Image Transfer Grade: A
|DS 2.0||Japanese, English||yes|
Audio Transfer Review: Like the video, audio quality is excellent, offered in both 5.1 surround and 2.0 mixes in Japanese and English. The soundfield is enveloping and full sounding, dialogue is perfectly placed, and directionality well utilised. Yoko Kanno's music enhances the presentation significantly. There are no technical faults to mention.
Audio Transfer Grade: A
Disc ExtrasFull Motion menu with music
Scene Access with 16 cues
Subtitles/Captions in English with remote access
3 Other Trailer(s) featuring Jin Roh, Escaflowne: The Movie, Mobile Suit Gundam: Char's Counter Attack
Isolated Music Score with remote access
- Cast interviews
- Episode previews
- Arjuna dictionary
A pair of interviews (14m:37s), hosted by chief producer, Chris McCarter, feature English voice actors Maggie Blue O'Hara (Arjuna) and Brad Swaile (Chris), who offer their first impressions of the show. These are casual and pretty basic in terms of style.

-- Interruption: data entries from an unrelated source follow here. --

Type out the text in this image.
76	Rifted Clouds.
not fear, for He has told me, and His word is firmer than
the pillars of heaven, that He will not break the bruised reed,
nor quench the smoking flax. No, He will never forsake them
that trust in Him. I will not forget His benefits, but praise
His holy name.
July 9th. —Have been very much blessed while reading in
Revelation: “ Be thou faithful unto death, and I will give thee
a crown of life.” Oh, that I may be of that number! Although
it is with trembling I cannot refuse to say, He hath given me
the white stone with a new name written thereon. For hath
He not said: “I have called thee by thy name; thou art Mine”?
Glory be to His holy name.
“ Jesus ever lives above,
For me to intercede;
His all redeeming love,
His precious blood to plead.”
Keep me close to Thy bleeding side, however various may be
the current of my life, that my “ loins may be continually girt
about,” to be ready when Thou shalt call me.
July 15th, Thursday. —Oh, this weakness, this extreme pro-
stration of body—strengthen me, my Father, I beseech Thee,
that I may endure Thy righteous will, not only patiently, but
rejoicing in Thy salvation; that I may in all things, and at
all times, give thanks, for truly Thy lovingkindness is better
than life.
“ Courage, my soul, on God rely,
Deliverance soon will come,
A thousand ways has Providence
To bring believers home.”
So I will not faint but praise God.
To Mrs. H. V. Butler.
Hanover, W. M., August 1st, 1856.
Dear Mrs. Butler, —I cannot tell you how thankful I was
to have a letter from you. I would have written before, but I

Finally, trailers for Jin Roh, Escaflowne: The Movie and Mobile Suit Gundam: Char's Counter Attack complete the extras.
Extras Grade: C
Final CommentsWhile I haven't quite made my mind up on whether this is an essential or not, Arjuna does set a new standard in television anime presentation quality. The story has potential, the look and sound are certainly topnotch, and if the show's theme isn't played with too heavy a hand and the characters get some more dimension, this could turn out nicely.